Я прошел по туннелю, похожему на бесконечный извилистый пищевод или коридор в экспрессионистском [384] фильме, прошел проверку на наличие оружия и сел на самолет до Хьюстона. Всю дорогу до Техаса я читал книги по оккультизму. В них отыскалось множество впечатляющих пассажей, но к этому я вернусь несколько позже. После полудня я прибыл в Корпус-Кристи и зарегистрировался в мотеле. Потом отправился к Джулиусу, в большой новый дом, окруженный пальмами, палисандрами, мушмулой и лимонными деревьями. Лужайки выглядели словно мягкая зеленая стружка для набивки матрацев. На подъездной дорожке стояли дорогие автомобили, и когда я позвонил в дверь, громко задребезжал звонок и послышался собачий лай. Система охраны была тщательно продумана. Тяжелые засовы отодвинулись, и моя невестка Гортензия широко распахнула украшенную полинезийской резьбой дверь. Она прикрикнула на собак, но по голосу чувствовалась, что она их любит. Потом Гортензия повернулась ко мне — грубоватая, но славная женщина с голубыми глазами и пухлыми губами. Слегка ослепленная дымом собственной сигареты, болтавшейся в уголке рта, она воскликнула:
— Чарльз! Как ты сюда добрался?
— Взял напрокат машину. Как дела, Гортензия?

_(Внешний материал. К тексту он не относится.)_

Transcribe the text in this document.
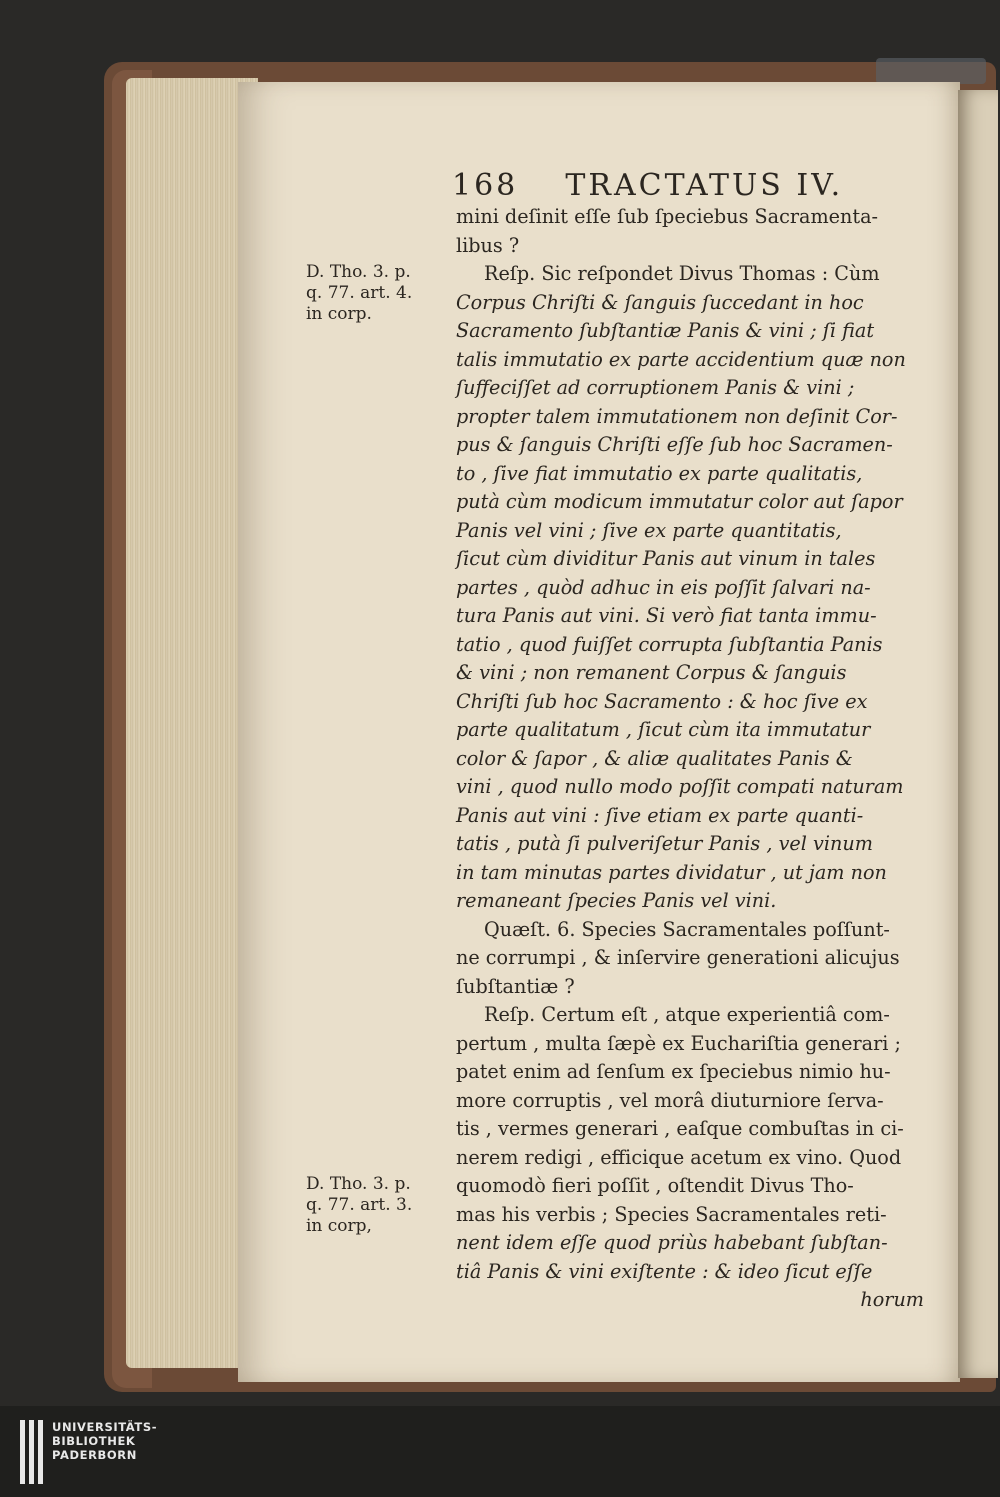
168 TRACTATUS IV.
D. Tho. 3. p.
q. 77. art. 4.
in corp.
D. Tho. 3. p.
q. 77. art. 3.
in corp,
mini deſinit eſſe ſub ſpeciebus Sacramenta-
libus ?
Reſp. Sic reſpondet Divus Thomas : Cùm
Corpus Chriſti & ſanguis ſuccedant in hoc
Sacramento ſubſtantiæ Panis & vini ; ſi fiat
talis immutatio ex parte accidentium quæ non
ſuffeciſſet ad corruptionem Panis & vini ;
propter talem immutationem non deſinit Cor-
pus & ſanguis Chriſti eſſe ſub hoc Sacramen-
to , ſive fiat immutatio ex parte qualitatis,
putà cùm modicum immutatur color aut ſapor
Panis vel vini ; ſive ex parte quantitatis,
ſicut cùm dividitur Panis aut vinum in tales
partes , quòd adhuc in eis poſſit ſalvari na-
tura Panis aut vini. Si verò fiat tanta immu-
tatio , quod fuiſſet corrupta ſubſtantia Panis
& vini ; non remanent Corpus & ſanguis
Chriſti ſub hoc Sacramento : & hoc ſive ex
parte qualitatum , ſicut cùm ita immutatur
color & ſapor , & aliæ qualitates Panis &
vini , quod nullo modo poſſit compati naturam
Panis aut vini : ſive etiam ex parte quanti-
tatis , putà ſi pulveriſetur Panis , vel vinum
in tam minutas partes dividatur , ut jam non
remaneant ſpecies Panis vel vini.
Quæſt. 6. Species Sacramentales poſſunt-
ne corrumpi , & inſervire generationi alicujus
ſubſtantiæ ?
Reſp. Certum eſt , atque experientiâ com-
pertum , multa ſæpè ex Euchariſtia generari ;
patet enim ad ſenſum ex ſpeciebus nimio hu-
more corruptis , vel morâ diuturniore ſerva-
tis , vermes generari , eaſque combuſtas in ci-
nerem redigi , efficique acetum ex vino. Quod
quomodò fieri poſſit , oſtendit Divus Tho-
mas his verbis ; Species Sacramentales reti-
nent idem eſſe quod priùs habebant ſubſtan-
tiâ Panis & vini exiſtente : & ideo ſicut eſſe
horum
UNIVERSITÄTS-
BIBLIOTHEK
PADERBORN
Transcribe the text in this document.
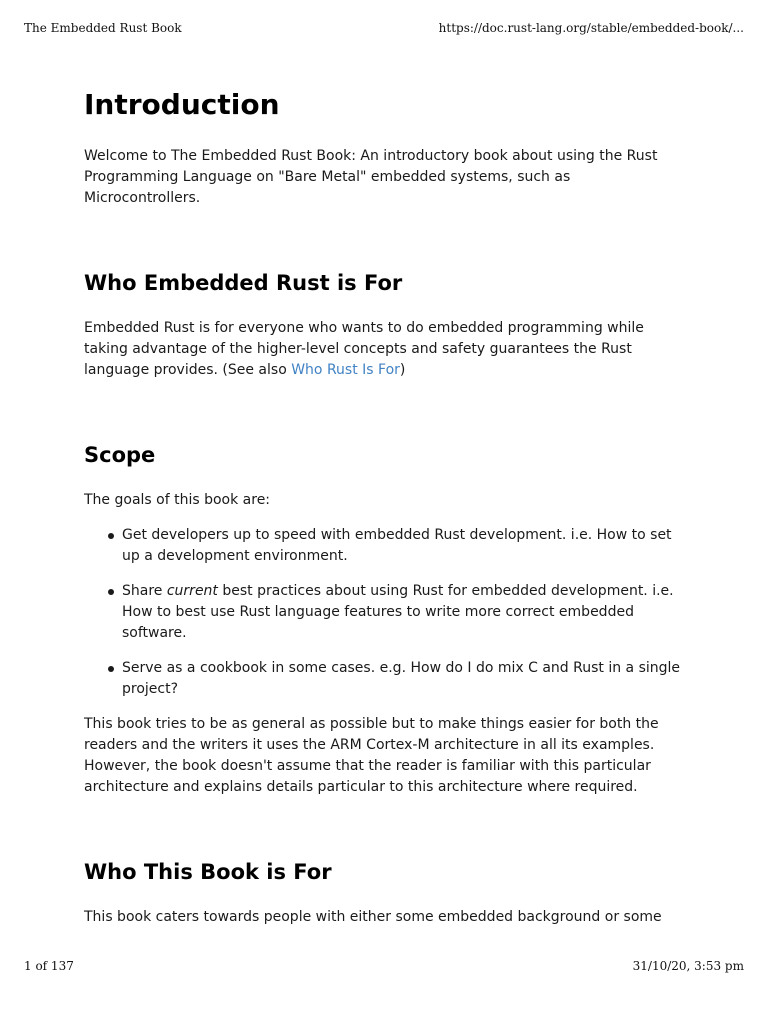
The Embedded Rust Book	https://doc.rust-lang.org/stable/embedded-book/...
Introduction

Welcome to The Embedded Rust Book: An introductory book about using the Rust Programming Language on "Bare Metal" embedded systems, such as Microcontrollers.

Who Embedded Rust is For

Embedded Rust is for everyone who wants to do embedded programming while taking advantage of the higher-level concepts and safety guarantees the Rust language provides. (See also Who Rust Is For)

Scope

The goals of this book are:

Get developers up to speed with embedded Rust development. i.e. How to set up a development environment.
Share current best practices about using Rust for embedded development. i.e. How to best use Rust language features to write more correct embedded software.
Serve as a cookbook in some cases. e.g. How do I do mix C and Rust in a single project?

This book tries to be as general as possible but to make things easier for both the readers and the writers it uses the ARM Cortex-M architecture in all its examples. However, the book doesn't assume that the reader is familiar with this particular architecture and explains details particular to this architecture where required.

Who This Book is For

This book caters towards people with either some embedded background or some

1 of 137	31/10/20, 3:53 pm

— Джулиус тебя ждет. Он одевается. Проходи.
Собаки оказались размером чуть ли не с лошадь. Гортензия придержала их, и я прошел в спальню хозяина, поздоровавшись по дороге с детьми, моими племянниками, которые ничего не ответили. Я подозревал, что они не считают меня полноправным членом семьи. Войдя в комнату, я увидел брата Юлика в боксерских трусах в желтую полоску, доходящих ему до колен.
383
Фромм Эрих (1900-1990) — немецкий психолог и социолог-экзистенциалист, с 1933 г. в эмиграции в США, создатель теории отчуждения.
384
Экспрессионизм — направление в искусстве Германии и Австрии 20-х годов. В частности, в кино проявлялось в фантастических деформациях среды, мрачной игре света и тени, нагнетании ужасов и т.п.